J'avais eu Lou au téléphone ce jour
là, je n'eus pas besoin de demander quoi que ce soit, j'avais
compris. J'avais vu depuis des mois les regards qu'elle avait pour
Till, et les regards que lui posait sur elle aussi. Je me demandais
bien jusqu'à quand cela allait tenir. Ça avait tenu, beaucoup plus
longtemps que je n'aurais pu le penser. Alors quand Schneider m'avait
dit qu'en partant du vernissage il ne restait plus que Lou et Till à
la galerie... Puis le lendemain, au téléphone, le ton de son
« Hallo » était un véritable aveu. Les gens
pense toujours que je manque de perspicacité, que je suis un peu
lourd. Mais vraiment, je lisais en elle, parfaitement. Et elle aussi
lisait en moi.
- Tu as deviné, avait-elle simplement
affirmé après lui avoir dit bonjour.
- Oui.
Je l'entendis sourire à l'autre bout
du fil.
Je n'ajoutai rien de plus sur le sujet,
mais j'étais mort de trouille à l'idée que Till puisse la faire
souffrir. J'essayai de me raisonner, que ce n'était qu'une histoire
de sexe, pour le moment en tous cas. Alors oui, ce soir là, je
m'étais fait la promesse de ne rien dire à Till, mais les effets de
l'alcool me délièrent la langue.
« Ne lui fait pas de mal »
Je savais bien le mal qu'il se
feraient. Je les connaissais trop bien tous les deux. Je ne savais
pas encore comment cela allait arriver. Je ne du pas attendre très
longtemps. Quelques semaines après le vernissage me semble-t-il.

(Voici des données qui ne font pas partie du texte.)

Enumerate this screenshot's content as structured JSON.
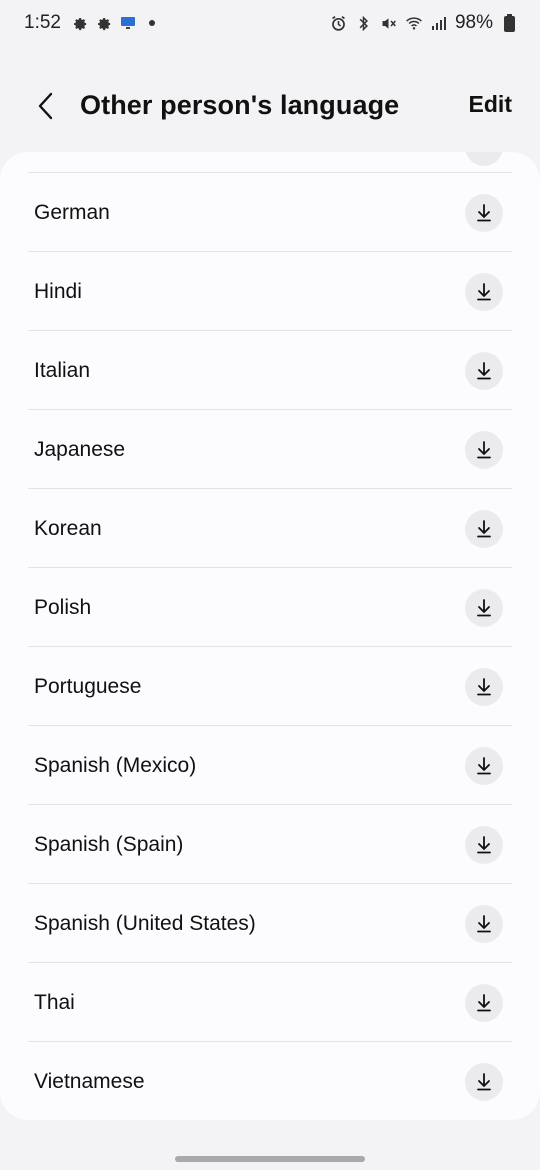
{
  "status_bar": {
    "time": "1:52",
    "battery_percent": "98%",
    "left_icons": [
      "gear-icon",
      "gear-icon",
      "monitor-icon",
      "dot-icon"
    ],
    "right_icons": [
      "alarm-icon",
      "bluetooth-icon",
      "mute-icon",
      "wifi-icon",
      "signal-icon",
      "battery-icon"
    ]
  },
  "header": {
    "title": "Other person's language",
    "edit_label": "Edit",
    "back_icon": "back-arrow-icon"
  },
  "languages": [
    {
      "label": "German",
      "action_icon": "download-icon"
    },
    {
      "label": "Hindi",
      "action_icon": "download-icon"
    },
    {
      "label": "Italian",
      "action_icon": "download-icon"
    },
    {
      "label": "Japanese",
      "action_icon": "download-icon"
    },
    {
      "label": "Korean",
      "action_icon": "download-icon"
    },
    {
      "label": "Polish",
      "action_icon": "download-icon"
    },
    {
      "label": "Portuguese",
      "action_icon": "download-icon"
    },
    {
      "label": "Spanish (Mexico)",
      "action_icon": "download-icon"
    },
    {
      "label": "Spanish (Spain)",
      "action_icon": "download-icon"
    },
    {
      "label": "Spanish (United States)",
      "action_icon": "download-icon"
    },
    {
      "label": "Thai",
      "action_icon": "download-icon"
    },
    {
      "label": "Vietnamese",
      "action_icon": "download-icon"
    }
  ],
  "colors": {
    "background": "#f3f3f5",
    "card": "#fcfcfe",
    "divider": "#e3e3e6",
    "icon_button": "#ebebed",
    "text": "#111111"
  }
}
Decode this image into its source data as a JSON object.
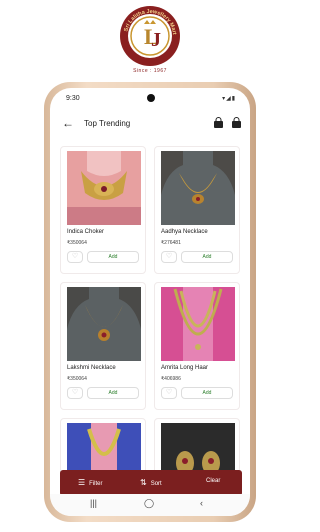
{
  "brand": {
    "name": "Sri Lalitha Jewellery Mart",
    "since": "Since : 1967"
  },
  "status": {
    "time": "9:30"
  },
  "appbar": {
    "title": "Top Trending"
  },
  "products": [
    {
      "name": "Indica Choker",
      "price": "₹350064",
      "add_label": "Add"
    },
    {
      "name": "Aadhya Necklace",
      "price": "₹276481",
      "add_label": "Add"
    },
    {
      "name": "Lakshmi Necklace",
      "price": "₹350064",
      "add_label": "Add"
    },
    {
      "name": "Amrita Long Haar",
      "price": "₹406986",
      "add_label": "Add"
    }
  ],
  "bottombar": {
    "filter_label": "Filter",
    "sort_label": "Sort",
    "clear_label": "Clear"
  },
  "colors": {
    "brand": "#7b1f1f",
    "add_text": "#2a7d2a"
  }
}
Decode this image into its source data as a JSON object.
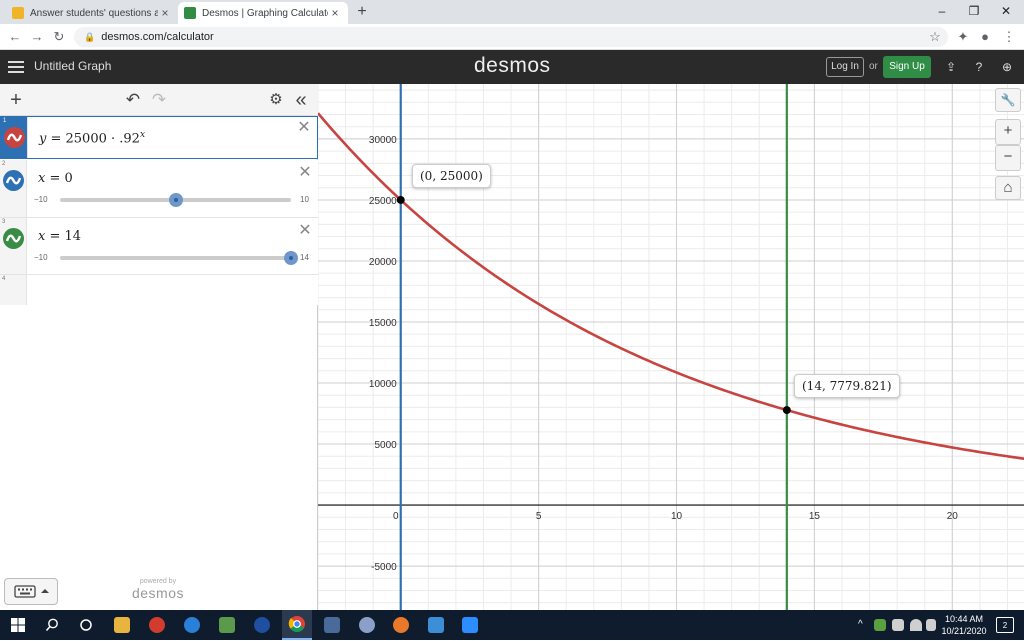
{
  "browser": {
    "tabs": [
      {
        "title": "Answer students' questions and e",
        "active": false,
        "close": "×"
      },
      {
        "title": "Desmos | Graphing Calculator",
        "active": true,
        "close": "×"
      }
    ],
    "new_tab": "+",
    "window_controls": {
      "minimize": "–",
      "restore": "❐",
      "close": "✕"
    },
    "url": "desmos.com/calculator",
    "nav": {
      "back": "←",
      "forward": "→",
      "reload": "↻"
    },
    "bookmark_icon": "☆",
    "extensions_icon": "✦",
    "profile_icon": "●",
    "menu_icon": "⋮"
  },
  "header": {
    "graph_title": "Untitled Graph",
    "logo": "desmos",
    "login_label": "Log In",
    "or_label": "or",
    "signup_label": "Sign Up",
    "signup_color": "#2f8d46",
    "icons": {
      "share": "⇪",
      "help": "?",
      "language": "⊕"
    }
  },
  "panel": {
    "add_icon": "+",
    "undo_icon": "↶",
    "redo_icon": "↷",
    "settings_icon": "⚙",
    "collapse_icon": "«",
    "delete_icon": "✕",
    "expressions": [
      {
        "num": "1",
        "latex_parts": [
          "y",
          " = 25000 · .92",
          "x"
        ],
        "color": "#c74440"
      },
      {
        "num": "2",
        "lhs": "x",
        "rhs": " = 0",
        "color": "#2d70b3",
        "slider": {
          "min": "−10",
          "max": "10",
          "value": 0
        }
      },
      {
        "num": "3",
        "lhs": "x",
        "rhs": " = 14",
        "color": "#388c46",
        "slider": {
          "min": "−10",
          "max": "14",
          "value": 14
        }
      },
      {
        "num": "4"
      }
    ],
    "powered_by": "powered by",
    "powered_logo": "desmos"
  },
  "graph": {
    "tools": {
      "wrench": "🔧",
      "zoom_in": "+",
      "zoom_out": "−",
      "home": "⌂"
    },
    "point_labels": [
      {
        "text": "(0, 25000)",
        "x": 0,
        "y": 25000
      },
      {
        "text": "(14, 7779.821)",
        "x": 14,
        "y": 7779.821
      }
    ]
  },
  "chart_data": {
    "type": "line",
    "title": "",
    "xlabel": "",
    "ylabel": "",
    "xlim": [
      -3,
      22.6
    ],
    "ylim": [
      -8600,
      34500
    ],
    "x_ticks": [
      "0",
      "5",
      "10",
      "15",
      "20"
    ],
    "y_ticks": [
      "-5000",
      "5000",
      "10000",
      "15000",
      "20000",
      "25000",
      "30000"
    ],
    "grid": true,
    "series": [
      {
        "expression": "y = 25000 · .92^x",
        "color": "#c74440"
      },
      {
        "expression": "x = 0",
        "color": "#2d70b3"
      },
      {
        "expression": "x = 14",
        "color": "#388c46"
      }
    ],
    "points": [
      {
        "x": 0,
        "y": 25000
      },
      {
        "x": 14,
        "y": 7779.821
      }
    ]
  },
  "taskbar": {
    "clock_time": "10:44 AM",
    "clock_date": "10/21/2020",
    "notification_count": "2"
  }
}
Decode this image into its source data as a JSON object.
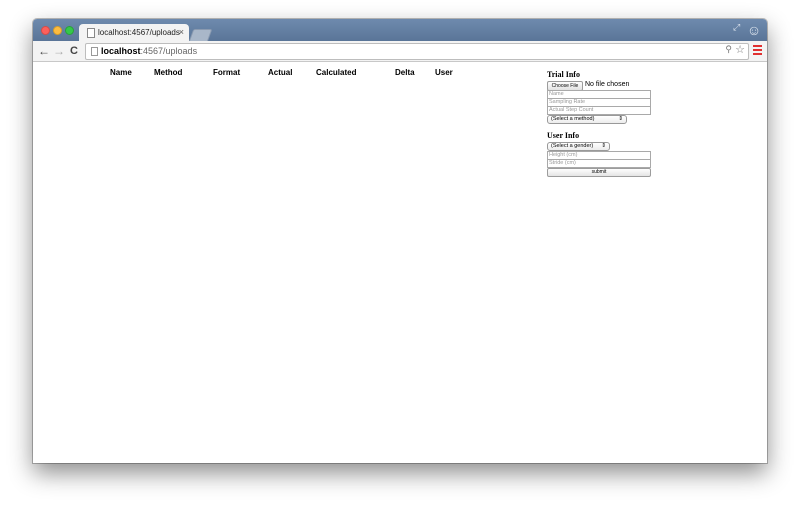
{
  "browser": {
    "tab_title": "localhost:4567/uploads",
    "tab_close": "×",
    "url_host": "localhost",
    "url_rest": ":4567/uploads",
    "nav_back": "←",
    "nav_forward": "→",
    "nav_reload": "C"
  },
  "table": {
    "columns": [
      "Name",
      "Method",
      "Format",
      "Actual",
      "Calculated",
      "Delta",
      "User"
    ]
  },
  "trial_info": {
    "title": "Trial Info",
    "choose_file_label": "Choose File",
    "file_status": "No file chosen",
    "name_placeholder": "Name",
    "sampling_rate_placeholder": "Sampling Rate",
    "actual_step_count_placeholder": "Actual Step Count",
    "method_select": "(Select a method)"
  },
  "user_info": {
    "title": "User Info",
    "gender_select": "(Select a gender)",
    "height_placeholder": "Height (cm)",
    "stride_placeholder": "Stride (cm)",
    "submit_label": "submit"
  },
  "colors": {
    "titlebar": "#6e8aae",
    "menu_accent": "#e03030"
  }
}
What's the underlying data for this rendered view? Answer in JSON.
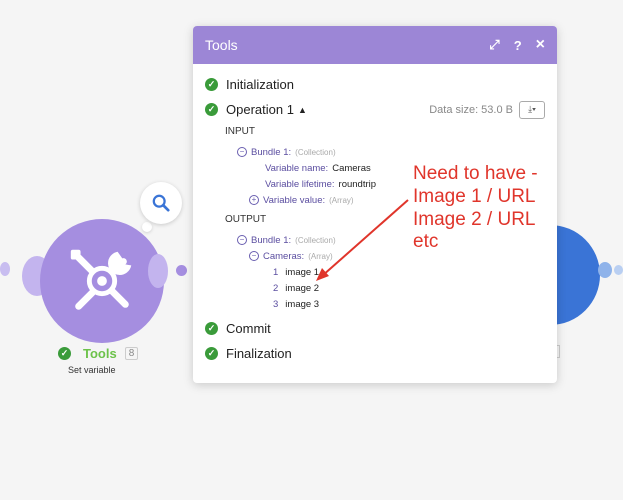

Leur relation était restée secrète,
enfin presque. Seuls Flake et moi étions au courant. Les autres
étaient loin de se douter. Rien n'avait changé dans leurs
comportement à tous les deux. Pourtant ces quelques semaines ils ne
s'étaient pas quittés, ou presque.
Lou bougeât brusquement dans son
sommeil. Elle passât une jambe par dessus la couette et prononça
quelque chose en français. Je souris. Depuis que je la connaissais
je l'avais toujours entendue parler dans son sommeil. Un fois même
elle avait fait une crise de somnambulisme. Quand elle cessât de
s'agiter je repris ma lecture.
- Till, je dois quitter l'Allemagne
pour quelques temps, m'annonça Lou. J'ai des tournages prévus en
Californie...
Je compris immédiatement que c'était
le moment où on été jeté du Paradis, où les problèmes allaient
commencer. Je connaissais mes points faibles. Lorsque Lou ne serait
plus là, ce serait la porte ouverte aux autres femmes. Bien sûr je
ne voulais pas la blesser, j'étais plein de bonne volonté, mais mes
démons me rattrapaient toujours et s'engouffraient dans la faille.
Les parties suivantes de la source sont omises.